Chosen from an open submission of 125 proposals, Walter was selected for Hayward Touring’s fourth Curatorial Open exhibition with his proposal Shonky: The Aesthetics of Awkwardness, a group exhibition that will bring together international artists and architects to explore the nature of visual awkwardness. Shonky is a slang term meaning corrupt or bent, shoddy or unreliable, that stands here for the hand-made, deliberately clumsy and amateurish – against the slick production values of much contemporary art.
John Walter works across a diverse range of media including painting, video, installation and performance. Using his distinctive maximalist aesthetic, Walter creates artworks that seduce visitors into engaging with complex and often uncomfortable subjects through an exuberant use of colour, humour and social interaction – such as his recent Ambika P3 exhibition Alien Sex Club that aimed to educate audiences about HIV transmission through an immersive installation.

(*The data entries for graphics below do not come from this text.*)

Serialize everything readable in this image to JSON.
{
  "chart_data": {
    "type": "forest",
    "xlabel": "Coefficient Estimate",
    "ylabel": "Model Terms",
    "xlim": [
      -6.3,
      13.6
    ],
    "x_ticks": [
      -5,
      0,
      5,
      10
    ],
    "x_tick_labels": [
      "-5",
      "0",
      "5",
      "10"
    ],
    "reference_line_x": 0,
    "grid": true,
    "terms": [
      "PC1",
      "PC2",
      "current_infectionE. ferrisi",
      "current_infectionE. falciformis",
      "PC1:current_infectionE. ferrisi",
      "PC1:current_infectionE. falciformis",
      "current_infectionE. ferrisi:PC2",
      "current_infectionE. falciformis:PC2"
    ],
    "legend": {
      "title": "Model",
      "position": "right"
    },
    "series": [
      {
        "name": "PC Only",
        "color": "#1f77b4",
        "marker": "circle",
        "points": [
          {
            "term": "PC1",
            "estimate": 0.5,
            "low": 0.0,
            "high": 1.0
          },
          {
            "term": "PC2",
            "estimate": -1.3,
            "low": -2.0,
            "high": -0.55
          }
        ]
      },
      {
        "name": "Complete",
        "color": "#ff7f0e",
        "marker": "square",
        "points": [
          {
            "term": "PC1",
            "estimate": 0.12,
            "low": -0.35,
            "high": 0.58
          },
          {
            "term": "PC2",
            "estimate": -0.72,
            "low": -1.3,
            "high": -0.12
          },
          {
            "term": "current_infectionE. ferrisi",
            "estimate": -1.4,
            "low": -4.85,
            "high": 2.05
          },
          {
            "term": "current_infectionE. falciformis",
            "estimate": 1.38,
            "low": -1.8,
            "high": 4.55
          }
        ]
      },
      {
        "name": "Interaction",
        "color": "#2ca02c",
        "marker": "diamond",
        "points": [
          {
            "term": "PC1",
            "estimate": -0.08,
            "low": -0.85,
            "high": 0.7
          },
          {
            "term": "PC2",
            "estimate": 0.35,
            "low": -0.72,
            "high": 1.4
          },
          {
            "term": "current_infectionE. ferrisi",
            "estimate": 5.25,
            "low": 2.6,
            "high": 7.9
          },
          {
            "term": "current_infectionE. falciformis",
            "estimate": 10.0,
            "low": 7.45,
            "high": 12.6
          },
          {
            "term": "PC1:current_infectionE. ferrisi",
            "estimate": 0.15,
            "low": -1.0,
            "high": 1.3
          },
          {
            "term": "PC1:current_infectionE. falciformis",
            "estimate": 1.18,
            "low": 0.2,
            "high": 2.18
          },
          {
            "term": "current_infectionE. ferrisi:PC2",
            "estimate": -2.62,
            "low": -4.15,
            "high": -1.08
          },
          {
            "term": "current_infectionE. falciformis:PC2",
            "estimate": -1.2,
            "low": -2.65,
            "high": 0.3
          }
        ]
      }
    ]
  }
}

Walter studied at The Ruskin School of Drawing and Fine Art at The University of Oxford, The Slade School of Fine Art and recently completed a PhD in the Faculty of Architecture and The Built Environment at The University of Westminster. His work is also held by a number of public collections in the UK including The Walker Art Gallery in Liverpool and The Ashmolean Museum in Oxford.
Shonky will open at the MAC, Belfast on 20th October 2017 before touring to Dundee Contemporary Arts, the Bury Art Museum & Sculpture Centre and one further venue, to be confirmed.
John Walter said:
“Shonky will create a new discursive space for ideas around visual awkwardness, exploring the role that the hand plays in artworks made in a range of media, including video, painting and sculpture, and the importance of authorship in communicating with audiences about identity politics. The exhibition will draw together artists and architects whose work has not previously been exhibited together or discussed within the same context, to allow for new ways of thinking to emerge that privilege ‘shonkiness’ over other aesthetic forms that have dominated recent visual culture.”
Roger Malbert, Head of Hayward Touring said:
“The Curatorial Open has established itself as an important platform for new approaches to exhibition making. On each occasion we collaborate with different galleries whose curators share with us the selection process. We were all impressed by the high quality of the proposals this time: there were so many good ideas that deserve to be realised. John Walter’s stood out and was chosen unanimously because it combines an original – and eccentric – view of contemporary art with a wholehearted and imaginative commitment to engaging a new public. ‘Shonky’ is guaranteed to be stimulating and enjoyable.”
Further details on the exhibition will be announced in Spring 2017.